A US federal judge has ruled that the FBI's use of malware to track down suspected paedophiles was little more than an unlawful search.

The judgement means that 1,200 cases against visitors of a Dark Web domain hosting child pornography could be placed in jeopardy.

Last year, US law enforcement turned its attention to a website hosted on the Dark Web -- only accessible via the Tor network -- which contained content and links to illegal pornography involving minors.

The FBI took over the forum and seized control of the domain's servers, but continued to allow the website to operate while rerouting traffic through FBI servers. After a few weeks of collecting data, the agency obtained a number of search warrants which gave agents permission to identify individual visitors to the website. One of the warrants issued by a local magistrate allowed the FBI to use a Network Investigative Technique (NIT) to track these users.

The NIT, a hacking tool, was used to probe suspect computers, download malware and gather information including the user's IP address, operating system and MAC address, allowing agents to track down suspects to their physical locations.

The use of an NIT, in this case, is focused on Alex Levin, one of many alleged child pornography viewers tracked by the FBI after the US agency seized control of the Dark Web domain.

According to the ruling (.PDF), Levin has attempted to suppress evidence gathered through the NIT, claiming that the warrant was not valid and so the use of such a tool was unconstitutional.

It appears the judge presiding over the case, Massachusetts District Court Judge William Young, happens to agree.

As reported by The Register, Young has ruled the installation of malware on hundreds of user PCs, including Levin's, was little more than an unlawful search as the "magistrate judge lacked authority" to issue the NIT warrant.

The problem is that the Alexandria, Virginia-based magistrate who issued the warrant was only able to do so for their own district -- and not beyond the borders of that area. Unfortunately for the FBI, the use of the NIT extended beyond district lines, and this kind of tracking requires the support of a judge higher up the chain.

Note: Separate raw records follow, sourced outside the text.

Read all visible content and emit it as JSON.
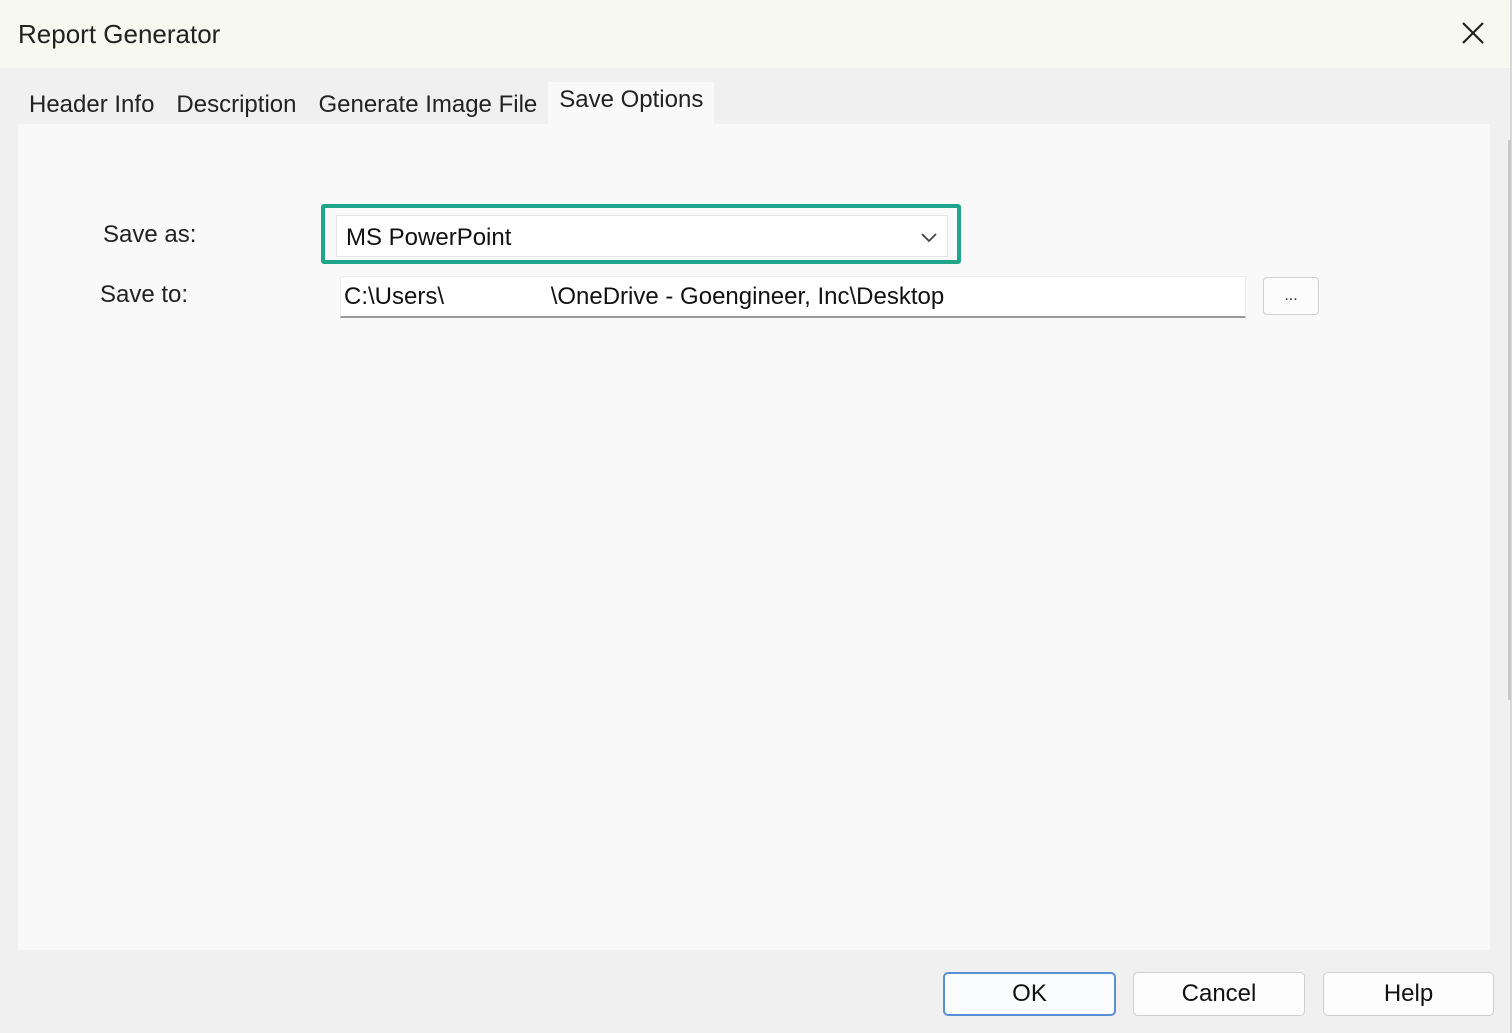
{
  "window": {
    "title": "Report Generator",
    "close_icon": "close-icon"
  },
  "tabs": [
    {
      "label": "Header Info",
      "active": false
    },
    {
      "label": "Description",
      "active": false
    },
    {
      "label": "Generate Image File",
      "active": false
    },
    {
      "label": "Save Options",
      "active": true
    }
  ],
  "save_options": {
    "save_as_label": "Save as:",
    "save_as_value": "MS PowerPoint",
    "save_to_label": "Save to:",
    "save_to_value": "C:\\Users\\                \\OneDrive - Goengineer, Inc\\Desktop",
    "browse_label": "..."
  },
  "buttons": {
    "ok": "OK",
    "cancel": "Cancel",
    "help": "Help"
  },
  "colors": {
    "highlight": "#1fa58a",
    "default_button_border": "#5a8fd6"
  }
}
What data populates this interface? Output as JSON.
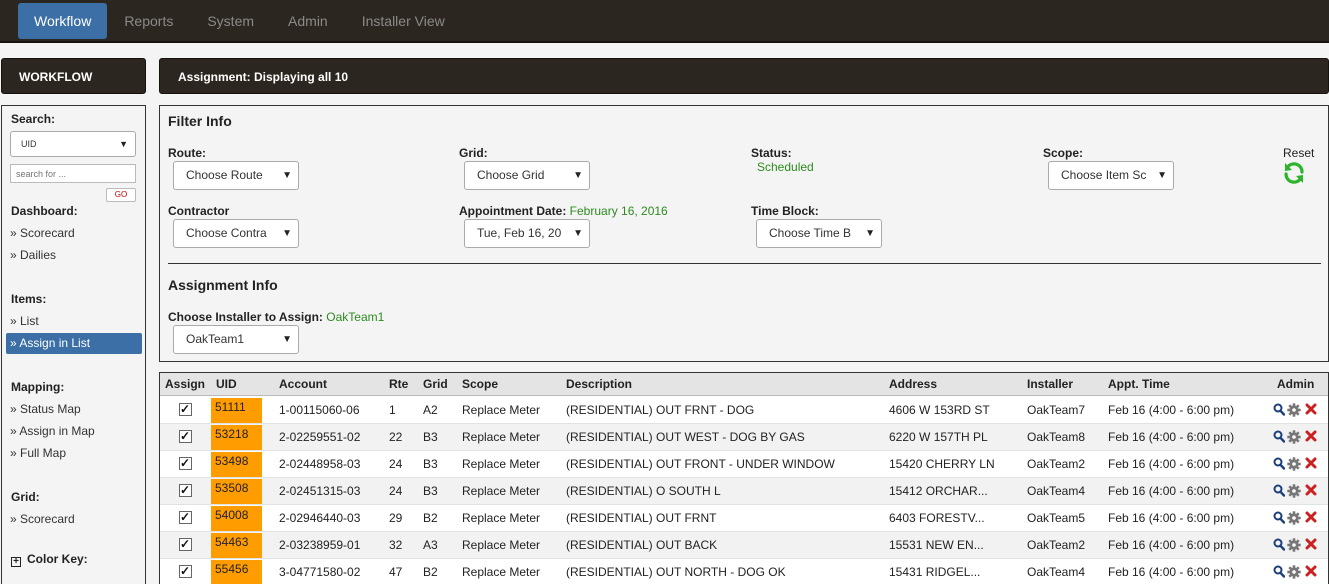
{
  "nav": {
    "tabs": [
      {
        "label": "Workflow",
        "active": true
      },
      {
        "label": "Reports"
      },
      {
        "label": "System"
      },
      {
        "label": "Admin"
      },
      {
        "label": "Installer View"
      }
    ]
  },
  "sidebar": {
    "header": "WORKFLOW",
    "search_label": "Search:",
    "search_type": "UID",
    "search_placeholder": "search for ...",
    "go_label": "GO",
    "dashboard_label": "Dashboard:",
    "dashboard_links": [
      "» Scorecard",
      "» Dailies"
    ],
    "items_label": "Items:",
    "items_links": [
      "» List",
      "» Assign in List"
    ],
    "mapping_label": "Mapping:",
    "mapping_links": [
      "» Status Map",
      "» Assign in Map",
      "» Full Map"
    ],
    "grid_label": "Grid:",
    "grid_links": [
      "» Scorecard"
    ],
    "color_key_label": "Color Key:"
  },
  "main": {
    "header": "Assignment: Displaying all 10",
    "filter": {
      "title": "Filter Info",
      "route_label": "Route:",
      "route_value": "Choose Route",
      "grid_label": "Grid:",
      "grid_value": "Choose Grid",
      "status_label": "Status:",
      "status_value": "Scheduled",
      "scope_label": "Scope:",
      "scope_value": "Choose Item Sc",
      "reset_label": "Reset",
      "contractor_label": "Contractor",
      "contractor_value": "Choose Contra",
      "appt_label": "Appointment Date:",
      "appt_value_text": "February 16, 2016",
      "appt_select": "Tue, Feb 16, 20",
      "timeblock_label": "Time Block:",
      "timeblock_value": "Choose Time B"
    },
    "assignment": {
      "title": "Assignment Info",
      "installer_label": "Choose Installer to Assign:",
      "installer_value_text": "OakTeam1",
      "installer_select": "OakTeam1"
    }
  },
  "table": {
    "headers": [
      "Assign",
      "UID",
      "Account",
      "Rte",
      "Grid",
      "Scope",
      "Description",
      "Address",
      "Installer",
      "Appt. Time",
      "Admin"
    ],
    "rows": [
      {
        "uid": "51111",
        "account": "1-00115060-06",
        "rte": "1",
        "grid": "A2",
        "scope": "Replace Meter",
        "description": "(RESIDENTIAL) OUT FRNT - DOG",
        "address": "4606 W 153RD ST",
        "installer": "OakTeam7",
        "appt": "Feb 16 (4:00 - 6:00 pm)"
      },
      {
        "uid": "53218",
        "account": "2-02259551-02",
        "rte": "22",
        "grid": "B3",
        "scope": "Replace Meter",
        "description": "(RESIDENTIAL) OUT WEST - DOG BY GAS",
        "address": "6220 W 157TH PL",
        "installer": "OakTeam8",
        "appt": "Feb 16 (4:00 - 6:00 pm)"
      },
      {
        "uid": "53498",
        "account": "2-02448958-03",
        "rte": "24",
        "grid": "B3",
        "scope": "Replace Meter",
        "description": "(RESIDENTIAL) OUT FRONT - UNDER WINDOW",
        "address": "15420 CHERRY LN",
        "installer": "OakTeam2",
        "appt": "Feb 16 (4:00 - 6:00 pm)"
      },
      {
        "uid": "53508",
        "account": "2-02451315-03",
        "rte": "24",
        "grid": "B3",
        "scope": "Replace Meter",
        "description": "(RESIDENTIAL) O SOUTH L",
        "address": "15412 ORCHAR...",
        "installer": "OakTeam4",
        "appt": "Feb 16 (4:00 - 6:00 pm)"
      },
      {
        "uid": "54008",
        "account": "2-02946440-03",
        "rte": "29",
        "grid": "B2",
        "scope": "Replace Meter",
        "description": "(RESIDENTIAL) OUT FRNT",
        "address": "6403 FORESTV...",
        "installer": "OakTeam5",
        "appt": "Feb 16 (4:00 - 6:00 pm)"
      },
      {
        "uid": "54463",
        "account": "2-03238959-01",
        "rte": "32",
        "grid": "A3",
        "scope": "Replace Meter",
        "description": "(RESIDENTIAL) OUT BACK",
        "address": "15531 NEW EN...",
        "installer": "OakTeam2",
        "appt": "Feb 16 (4:00 - 6:00 pm)"
      },
      {
        "uid": "55456",
        "account": "3-04771580-02",
        "rte": "47",
        "grid": "B2",
        "scope": "Replace Meter",
        "description": "(RESIDENTIAL) OUT NORTH - DOG OK",
        "address": "15431 RIDGEL...",
        "installer": "OakTeam4",
        "appt": "Feb 16 (4:00 - 6:00 pm)"
      }
    ]
  },
  "colors": {
    "nav_bg": "#2c2620",
    "accent": "#3b6fa5",
    "uid_highlight": "#ff9c00",
    "status_green": "#2e8b20",
    "delete_red": "#cc1f1f"
  }
}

The FBI could have gone to several district judges in the area and circumvented this issue, but as the agency did not, the warrant is considered null and void.

"Since warrantless searches are presumptively unreasonable, and the good-faith exception is inapplicable, the evidence must be excluded," the judgement reads.

The US government also attempted to claim that installing and downloading the NIT to suspect computers should be likened to a tracking device hidden in contraband, used by agents to catch suspects across judicial lines -- and so the warrant should be considered valid. However, Young was not impressed, dismissing the analogy by saying the two were different, regardless of where installation of the NIT took place.

It is possible the ruling will send countless individual cases regarding the TOR tracking and suspects into disarray, as evidence must now be thrown out. According to the publication, up to 1,200 cases could be impacted.

The judge, however, made a point of saying NITs are "legitimate law enforcement tools," commenting:

"Perhaps magistrate judges should have the authority to issue these types of warrants. Today, however, no magistrate judge has the authority to issue this NIT warrant."

In a related case, the FBI was asked in March to prove the full exploit code used to compromise the Tor network to security expert Vlad Tsyrklevich as part of the defense of Jay Michaud, another visitor to the compromised Dark Web domain.

Law enforcement says providing the full code is not required, whereas the defense wants to ascertain whether the use of the exploit was beyond the FBI's warrants. A decision has yet to be reached.